Take pharmaceuticals, whose importance was so viscerally obvious during the pandemic. It turns out that as much as 90% of America's supply of "active pharmaceutical ingredients," the drugs that keep us healthy, is manufactured abroad. This offshoring exposed a vulnerability, not only in terms of supply but also of quality, during COVID times.
So the Department of Health and Human Services is deciding which drugs the United States needs to produce at home. When that list is complete, the administration will consider how to encourage production in the United States through government purchases, stockpiles or other incentives.

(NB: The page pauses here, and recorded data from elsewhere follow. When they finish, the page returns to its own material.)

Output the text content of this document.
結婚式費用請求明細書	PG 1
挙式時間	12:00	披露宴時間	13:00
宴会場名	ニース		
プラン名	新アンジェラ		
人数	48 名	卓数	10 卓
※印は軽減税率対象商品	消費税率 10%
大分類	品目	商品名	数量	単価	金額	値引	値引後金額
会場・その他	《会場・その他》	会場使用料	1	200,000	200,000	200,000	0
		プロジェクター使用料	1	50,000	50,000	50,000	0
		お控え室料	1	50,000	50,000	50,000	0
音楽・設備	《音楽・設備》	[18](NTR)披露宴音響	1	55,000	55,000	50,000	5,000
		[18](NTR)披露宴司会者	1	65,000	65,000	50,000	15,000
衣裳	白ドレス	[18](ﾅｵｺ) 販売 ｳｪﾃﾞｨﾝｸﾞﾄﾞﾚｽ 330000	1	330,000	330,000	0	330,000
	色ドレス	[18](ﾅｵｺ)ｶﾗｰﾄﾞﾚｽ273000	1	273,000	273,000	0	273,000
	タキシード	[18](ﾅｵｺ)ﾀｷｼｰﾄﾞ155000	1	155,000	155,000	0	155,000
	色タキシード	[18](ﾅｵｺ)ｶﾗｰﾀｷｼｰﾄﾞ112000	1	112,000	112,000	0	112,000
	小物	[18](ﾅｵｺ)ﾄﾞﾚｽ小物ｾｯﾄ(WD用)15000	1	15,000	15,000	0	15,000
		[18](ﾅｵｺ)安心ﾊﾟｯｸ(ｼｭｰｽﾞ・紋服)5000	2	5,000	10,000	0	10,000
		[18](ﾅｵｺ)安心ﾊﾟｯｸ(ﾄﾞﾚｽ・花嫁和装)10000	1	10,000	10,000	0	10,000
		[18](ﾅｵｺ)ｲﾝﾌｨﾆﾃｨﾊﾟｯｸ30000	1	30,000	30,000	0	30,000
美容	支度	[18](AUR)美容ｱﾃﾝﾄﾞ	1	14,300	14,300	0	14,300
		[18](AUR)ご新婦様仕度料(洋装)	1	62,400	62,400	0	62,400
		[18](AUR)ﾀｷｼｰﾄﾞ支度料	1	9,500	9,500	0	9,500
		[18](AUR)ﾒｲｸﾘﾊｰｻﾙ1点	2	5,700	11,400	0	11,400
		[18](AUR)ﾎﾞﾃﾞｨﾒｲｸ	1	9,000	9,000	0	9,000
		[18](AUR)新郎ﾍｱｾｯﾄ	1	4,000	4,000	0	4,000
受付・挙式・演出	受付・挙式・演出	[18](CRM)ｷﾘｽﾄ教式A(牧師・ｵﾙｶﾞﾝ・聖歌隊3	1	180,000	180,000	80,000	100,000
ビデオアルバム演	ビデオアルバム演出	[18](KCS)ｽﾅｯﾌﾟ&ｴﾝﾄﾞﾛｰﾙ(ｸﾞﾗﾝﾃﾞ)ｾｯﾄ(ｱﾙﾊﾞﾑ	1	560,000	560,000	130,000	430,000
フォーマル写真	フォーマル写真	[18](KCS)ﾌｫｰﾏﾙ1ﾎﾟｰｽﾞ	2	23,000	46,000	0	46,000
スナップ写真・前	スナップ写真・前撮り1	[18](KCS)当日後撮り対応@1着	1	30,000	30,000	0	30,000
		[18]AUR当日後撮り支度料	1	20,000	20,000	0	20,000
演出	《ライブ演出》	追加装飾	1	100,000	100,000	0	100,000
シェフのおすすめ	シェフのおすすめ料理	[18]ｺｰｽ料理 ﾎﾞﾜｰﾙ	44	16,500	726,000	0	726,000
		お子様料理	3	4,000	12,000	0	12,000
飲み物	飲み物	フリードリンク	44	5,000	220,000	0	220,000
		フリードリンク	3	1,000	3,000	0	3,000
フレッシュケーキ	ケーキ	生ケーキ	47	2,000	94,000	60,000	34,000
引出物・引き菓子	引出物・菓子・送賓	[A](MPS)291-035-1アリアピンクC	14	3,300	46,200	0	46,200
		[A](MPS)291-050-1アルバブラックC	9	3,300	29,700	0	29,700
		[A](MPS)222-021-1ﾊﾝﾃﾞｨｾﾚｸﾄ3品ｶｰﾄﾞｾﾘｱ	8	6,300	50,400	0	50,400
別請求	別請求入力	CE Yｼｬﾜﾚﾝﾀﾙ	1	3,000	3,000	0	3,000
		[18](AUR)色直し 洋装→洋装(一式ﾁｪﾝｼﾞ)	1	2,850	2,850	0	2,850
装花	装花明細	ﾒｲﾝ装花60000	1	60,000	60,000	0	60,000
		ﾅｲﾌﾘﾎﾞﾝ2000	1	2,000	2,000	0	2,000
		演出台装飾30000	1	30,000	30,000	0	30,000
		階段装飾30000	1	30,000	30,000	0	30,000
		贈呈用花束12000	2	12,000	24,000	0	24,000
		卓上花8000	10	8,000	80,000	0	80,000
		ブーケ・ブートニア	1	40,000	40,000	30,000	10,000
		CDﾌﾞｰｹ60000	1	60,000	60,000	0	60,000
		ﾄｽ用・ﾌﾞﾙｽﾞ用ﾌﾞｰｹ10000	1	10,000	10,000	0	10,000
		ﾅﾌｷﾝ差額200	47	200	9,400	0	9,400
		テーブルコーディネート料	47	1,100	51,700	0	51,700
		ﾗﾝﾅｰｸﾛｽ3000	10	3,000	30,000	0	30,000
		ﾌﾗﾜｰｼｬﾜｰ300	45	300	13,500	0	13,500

The best strategy, obviously, would be a version of what happened with the coronavirus vaccines: U.S. companies were so innovative in drug design, testing and production that we didn't need foreign drugmakers.
The United States' power supply is vulnerable to disruption, too, as we saw in the freeze that crashed the Texas grid in February and the cyberattack that shut the Colonial Pipeline in May. The key to energy resilience (and also to reducing carbon emissions) is partly better battery technology.
So the Biden Energy Department launched a "National Blueprint for Lithium Batteries" in June, aimed at making the United States a dominant producer of this essential energy-saving tool by 2030. The document proposed public-private partnerships to secure raw materials, research and development and manufacturing capacity.
Electric vehicles are a big part of any rational attempt to lower carbon emissions. So in Biden's first week in office, he issued a "Buy American" order with a provision to purchase "clean electric vehicles." And in a subsequent order, he directed his National Climate Task Force to replace the federal fleet of more than 600,000 cars and trucks with zero-emission electric vehicles.
The White House also identified a potential shortage of critical materials used in high-tech products. The Defense Department is using grants, loan guarantees and other powers to ensure supplies. And working with Congress, the administration is drafting aggressive plans to keep innovation and production of advanced semiconductors at home.
Government intervention in the economy is a slippery slope. Policies that protect U.S. jobs at a cost of featherbedding and inefficiency are a mistake. But recent years have taught us that government policies are always picking winners and losers, even when the choices don't seem explicit. Weak health systems made us vulnerable to the pandemic; loose energy policies encouraged fossil fuel use and global warming; tax and spending policies squeezed the middle class.
As Biden struggles to pass his infrastructure bills in Congress, keep an eye on the things he's doing without congressional permission. There's a reason Biden has made President Franklin D. Roosevelt's portrait the most prominent in the Oval Office. He has quietly embarked on policies that will make the government considerably more involved in how the economy works.